Suppose $n$ and $m$ are relatively prime integers. Define the symbol (sort of like the Jacobi symbol) U$(n,m)=1$ if and only if each prime $p|n$, there is an integer $k$ such that $n^k = p\pmod m$, and otherwise, U$(n,m)=-1$. This implies if $n$ is prime, then U$(n,m)=1$.

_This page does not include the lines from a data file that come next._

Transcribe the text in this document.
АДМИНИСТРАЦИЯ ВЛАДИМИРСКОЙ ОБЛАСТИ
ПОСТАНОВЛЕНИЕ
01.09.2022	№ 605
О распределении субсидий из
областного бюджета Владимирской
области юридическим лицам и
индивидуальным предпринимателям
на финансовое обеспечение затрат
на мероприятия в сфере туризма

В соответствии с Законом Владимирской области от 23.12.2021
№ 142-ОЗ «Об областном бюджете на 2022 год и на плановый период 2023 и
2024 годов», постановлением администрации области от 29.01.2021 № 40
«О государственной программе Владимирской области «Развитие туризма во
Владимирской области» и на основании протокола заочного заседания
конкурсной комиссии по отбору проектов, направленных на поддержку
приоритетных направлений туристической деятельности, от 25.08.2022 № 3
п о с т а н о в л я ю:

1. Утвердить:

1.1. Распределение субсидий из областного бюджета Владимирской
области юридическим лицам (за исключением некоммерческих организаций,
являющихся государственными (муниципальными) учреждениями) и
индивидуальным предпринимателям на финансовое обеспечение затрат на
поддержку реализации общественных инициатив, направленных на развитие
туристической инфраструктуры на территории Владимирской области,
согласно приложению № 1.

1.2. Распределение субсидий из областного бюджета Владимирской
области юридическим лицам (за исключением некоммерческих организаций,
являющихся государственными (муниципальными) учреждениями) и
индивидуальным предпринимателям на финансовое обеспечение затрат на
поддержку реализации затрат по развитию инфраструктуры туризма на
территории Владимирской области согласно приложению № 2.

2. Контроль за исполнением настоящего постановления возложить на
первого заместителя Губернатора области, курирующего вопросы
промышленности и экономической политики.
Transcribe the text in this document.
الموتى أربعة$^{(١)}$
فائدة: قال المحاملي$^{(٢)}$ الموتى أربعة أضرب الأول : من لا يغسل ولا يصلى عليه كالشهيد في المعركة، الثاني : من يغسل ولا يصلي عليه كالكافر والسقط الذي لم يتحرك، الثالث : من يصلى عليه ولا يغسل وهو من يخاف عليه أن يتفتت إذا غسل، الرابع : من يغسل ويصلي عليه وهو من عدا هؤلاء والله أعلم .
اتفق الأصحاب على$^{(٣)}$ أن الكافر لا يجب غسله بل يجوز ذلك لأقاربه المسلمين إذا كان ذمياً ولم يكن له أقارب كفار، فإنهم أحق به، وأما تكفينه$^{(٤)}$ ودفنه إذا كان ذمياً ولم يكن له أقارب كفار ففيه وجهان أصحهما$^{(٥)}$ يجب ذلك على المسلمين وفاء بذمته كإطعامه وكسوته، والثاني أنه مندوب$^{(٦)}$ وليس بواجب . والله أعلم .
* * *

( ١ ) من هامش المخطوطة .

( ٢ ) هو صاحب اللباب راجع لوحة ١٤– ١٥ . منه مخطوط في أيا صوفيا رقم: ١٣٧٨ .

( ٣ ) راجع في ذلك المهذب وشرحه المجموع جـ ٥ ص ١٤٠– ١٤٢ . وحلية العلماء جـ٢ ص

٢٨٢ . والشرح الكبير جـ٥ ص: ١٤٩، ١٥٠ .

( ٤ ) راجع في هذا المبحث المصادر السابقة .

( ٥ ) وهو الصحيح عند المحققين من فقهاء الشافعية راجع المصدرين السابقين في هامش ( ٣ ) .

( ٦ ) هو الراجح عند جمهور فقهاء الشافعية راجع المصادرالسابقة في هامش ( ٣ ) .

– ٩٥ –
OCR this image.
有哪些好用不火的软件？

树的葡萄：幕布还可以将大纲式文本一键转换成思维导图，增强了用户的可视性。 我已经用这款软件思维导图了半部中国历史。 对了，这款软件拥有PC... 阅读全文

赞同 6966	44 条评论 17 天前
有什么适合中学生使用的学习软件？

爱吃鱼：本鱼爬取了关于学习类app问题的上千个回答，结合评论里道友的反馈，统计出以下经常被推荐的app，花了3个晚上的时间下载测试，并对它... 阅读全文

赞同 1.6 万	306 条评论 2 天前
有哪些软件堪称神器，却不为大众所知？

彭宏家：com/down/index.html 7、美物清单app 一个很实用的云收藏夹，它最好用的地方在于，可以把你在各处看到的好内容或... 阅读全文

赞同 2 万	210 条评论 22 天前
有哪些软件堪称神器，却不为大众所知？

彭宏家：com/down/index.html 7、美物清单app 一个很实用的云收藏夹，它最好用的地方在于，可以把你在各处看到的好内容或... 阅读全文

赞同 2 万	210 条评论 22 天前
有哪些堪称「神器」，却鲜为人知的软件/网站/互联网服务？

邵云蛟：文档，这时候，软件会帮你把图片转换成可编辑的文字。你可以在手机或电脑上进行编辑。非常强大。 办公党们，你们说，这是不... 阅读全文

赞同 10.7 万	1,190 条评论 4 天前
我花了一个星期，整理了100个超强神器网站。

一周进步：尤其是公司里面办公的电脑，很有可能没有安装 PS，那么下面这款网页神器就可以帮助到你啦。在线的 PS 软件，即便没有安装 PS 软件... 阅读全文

For example, U$(25,8)=-1$ because $5|25$ and there is no such $k$ such that $25^k= 5\pmod 8$ and U$(51,8)=1$ because $3|51$ and $17|51$ and there exist integers $k$ such that $51^k = 3\pmod 8$ and $51^k = 17\pmod 8$.
Suppose $n<m^2$, and $m$ has several (distinct) factors. Do composite numbers $n$ with several factors such that U$(n,m)=1$?
One such example I found is when $m=8!=40320$ and $n=40526683=43*547*1723$.
Since $n = 5083 \pmod m$ and $5083^{37}=43\pmod m$, $5083^{67}=547\pmod m$, and $5083^{89}=1723\pmod m$, U$(n,m)=1$. Does there exist an example of another $n$ with four distinct factors such that U$(n,m)=1$ (using the same $m$)?